Я уделил особое внимание незаслуженно обойденным исследователями сказаниям и преданиям из аравийской истории. Они значительно богаче и интереснее, чем это кажется на первый взгляд. Это уникальный материал по конкретной истории, причем истории своей, аравийской. Характер ее отражения в Коране высвечивает многие важные стороны той обстановки, в которой рождался ислам. Оказавшись рядом с рассказами о библейских пророках, аравийское прошлое становилось частью мировой истории.
При работе я старался как можно меньше опираться на комментарии к Корану (разумеется, тщательно их изучая). Известно, и это будет не раз продемонстрировано ниже, что комментаторы уже плохо знали реальную жизнь, в которой рождался Коран. Пытаясь разъяснить и расширить повествовательный элемент Корана, они обращались к тем же источникам, что и востоковеды,— к иудейским и в меньшей степени к христианским преданиям. Объединенные с комментариями, коранические сказания оказываются значительно более зависимыми от определенных иудейских и христианских источников, чем это было на самом деле. По той же причине я отказался от пересказа более поздних мусульманских легенд, развивающих темы Корана. Они сделали бы книгу более занимательной, но заслонили бы собой истинную картину культурной среды, в которой рождался ислам.
Реконструкция этой среды остается лишь в небольшой степени решенной задачей нашей науки.

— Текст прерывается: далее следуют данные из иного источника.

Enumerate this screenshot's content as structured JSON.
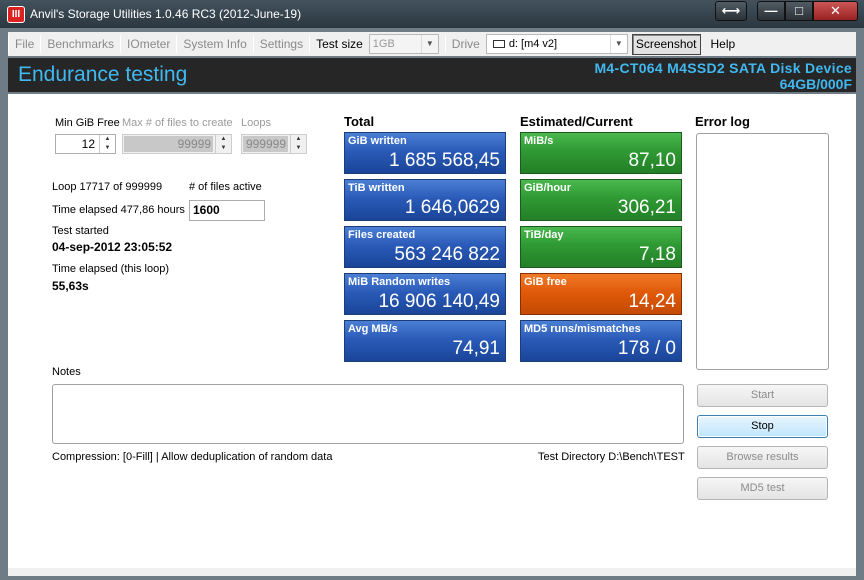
{
  "window": {
    "title": "Anvil's Storage Utilities 1.0.46 RC3 (2012-June-19)",
    "app_icon_text": "III",
    "swap_glyph": "⟷",
    "min_glyph": "—",
    "max_glyph": "□",
    "close_glyph": "✕"
  },
  "toolbar": {
    "file": "File",
    "benchmarks": "Benchmarks",
    "iometer": "IOmeter",
    "system_info": "System Info",
    "settings": "Settings",
    "test_size_label": "Test size",
    "test_size_value": "1GB",
    "drive_label": "Drive",
    "drive_value": "d: [m4 v2]",
    "screenshot": "Screenshot",
    "help": "Help"
  },
  "header": {
    "title": "Endurance testing",
    "device_name": "M4-CT064 M4SSD2 SATA Disk Device",
    "device_info": "64GB/000F"
  },
  "params": {
    "min_gib_free_label": "Min GiB Free",
    "min_gib_free_value": "12",
    "max_files_label": "Max # of files to create",
    "max_files_value": "99999",
    "loops_label": "Loops",
    "loops_value": "999999"
  },
  "status": {
    "loop_text": "Loop 17717 of 999999",
    "files_active_label": "# of files active",
    "files_active_value": "1600",
    "time_elapsed_text": "Time elapsed 477,86 hours",
    "test_started_label": "Test started",
    "test_started_value": "04-sep-2012 23:05:52",
    "loop_elapsed_label": "Time elapsed (this loop)",
    "loop_elapsed_value": "55,63s"
  },
  "total": {
    "heading": "Total",
    "tiles": [
      {
        "label": "GiB written",
        "value": "1 685 568,45"
      },
      {
        "label": "TiB written",
        "value": "1 646,0629"
      },
      {
        "label": "Files created",
        "value": "563 246 822"
      },
      {
        "label": "MiB Random writes",
        "value": "16 906 140,49"
      },
      {
        "label": "Avg MB/s",
        "value": "74,91"
      }
    ]
  },
  "estimated": {
    "heading": "Estimated/Current",
    "tiles": [
      {
        "label": "MiB/s",
        "value": "87,10"
      },
      {
        "label": "GiB/hour",
        "value": "306,21"
      },
      {
        "label": "TiB/day",
        "value": "7,18"
      },
      {
        "label": "GiB free",
        "value": "14,24"
      },
      {
        "label": "MD5 runs/mismatches",
        "value": "178 / 0"
      }
    ]
  },
  "error_log": {
    "heading": "Error log"
  },
  "notes": {
    "label": "Notes"
  },
  "footer": {
    "compression": "Compression: [0-Fill]  | Allow deduplication of random data",
    "test_directory": "Test Directory D:\\Bench\\TEST"
  },
  "buttons": {
    "start": "Start",
    "stop": "Stop",
    "browse": "Browse results",
    "md5": "MD5 test"
  },
  "colors": {
    "accent": "#41b8f0",
    "tile_blue": "#2a5bb8",
    "tile_green": "#2f9a33",
    "tile_orange": "#e05a0a"
  }
}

Еще совершенно не изучено, какую роль в этой среде играли учения гностиков и иудео-христиан. Я думаю, что именно они составляли тот духовный фон, из которого ислам и вырос. Во всяком случае, кораническая схема мировой истории сродни гностической.

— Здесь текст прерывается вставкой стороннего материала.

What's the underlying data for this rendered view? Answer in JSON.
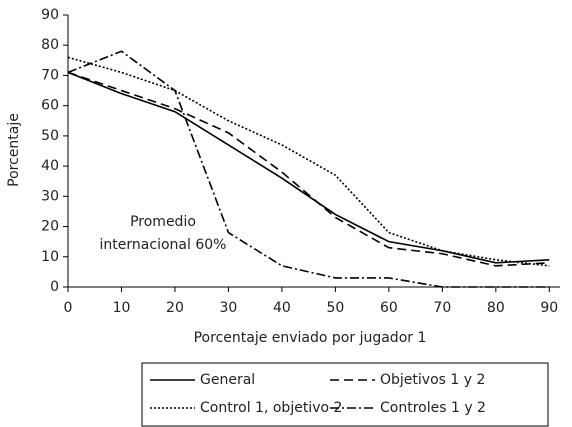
{
  "chart_data": {
    "type": "line",
    "x_label": "Porcentaje enviado por jugador 1",
    "y_label": "Porcentaje",
    "annotation": [
      "Promedio",
      "internacional 60%"
    ],
    "x": [
      0,
      10,
      20,
      30,
      40,
      50,
      60,
      70,
      80,
      90
    ],
    "series": [
      {
        "name": "General",
        "color": "#000000",
        "dash": "solid",
        "values": [
          71,
          64,
          58,
          47,
          36,
          24,
          15,
          12,
          8,
          9
        ]
      },
      {
        "name": "Objetivos 1 y 2",
        "color": "#000000",
        "dash": "dashed",
        "values": [
          71,
          65,
          59,
          51,
          38,
          23,
          13,
          11,
          7,
          8
        ]
      },
      {
        "name": "Control 1, objetivo 2",
        "color": "#000000",
        "dash": "dotted",
        "values": [
          76,
          71,
          65,
          55,
          47,
          37,
          18,
          12,
          9,
          7
        ]
      },
      {
        "name": "Controles 1 y 2",
        "color": "#000000",
        "dash": "dashdot",
        "values": [
          71,
          78,
          65,
          18,
          7,
          3,
          3,
          0,
          0,
          0
        ]
      }
    ],
    "xlim": [
      0,
      92
    ],
    "xticks": [
      0,
      10,
      20,
      30,
      40,
      50,
      60,
      70,
      80,
      90
    ],
    "ylim": [
      0,
      90
    ],
    "yticks": [
      0,
      10,
      20,
      30,
      40,
      50,
      60,
      70,
      80,
      90
    ],
    "grid": false
  }
}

Изложенные выше подходы и акценты исследования определили порядок рассмотрения каждой группы сказаний, Сначала анализируется место каждого рассказа в кораническом контексте, наличие внутри его различных версий, особенности датировки. Потом выделяется все, что связано с личностью Мухаммада, выявляются нарочитые исторические параллели к его жизни. После этого я определяю, в рамках возможного, знали ли соотечественники Мухаммада эти легенды, а если знали, то в каком виде. Важным моментом является анализ исторических реминисценций в доисламской арабской поэзии. Затем описываются возможные посредники в передаче сказаний в общеаравийский «фонд» — рассказы гностиков, иудео-христиан, христианские и аггадические предания. Только в самом конце обсуждается обычно ставящийся первым вопрос: какие тексты Ветхого и Нового заветов были изначальными источниками тех или иных образов и насколько их трактовка в Коране отлична от библейской или идентична ей.
В коранических сказаниях, библейских и аравийских, обнаруживаются некоторые следы древнейших мифологических символов потусторонней жизни и воскрешения[12]. Символика эта запрятана довольно глубоко и выявляется при очень настойчивом анализе. Поэтому сомнительно, чтобы она была действенна и понятна для современников Мухаммада. В их способности к узнаванию слушатели Мухаммада едва ли доходили и до библейского слоя. Тем не менее интересно, что мифологическая символика (колья палатки Фараона, корабль и стена в рассказе о Мусе и «рабе божьем» и т.д.) связана именно с проблемами жизни после смерти (жизни «потусторонней, предсудной»). Ведь проблема возможности жизни после смерти и воскрешения мертвых была одной из самых трудных в коранической проповеди. Именно этому не хотели верить аравийцы. Именно это Коран усиленно и настойчиво доказывал. Даже история творения в Коране во многом выглядит как доказательство возможности «второго творения», т.е. воскрешения.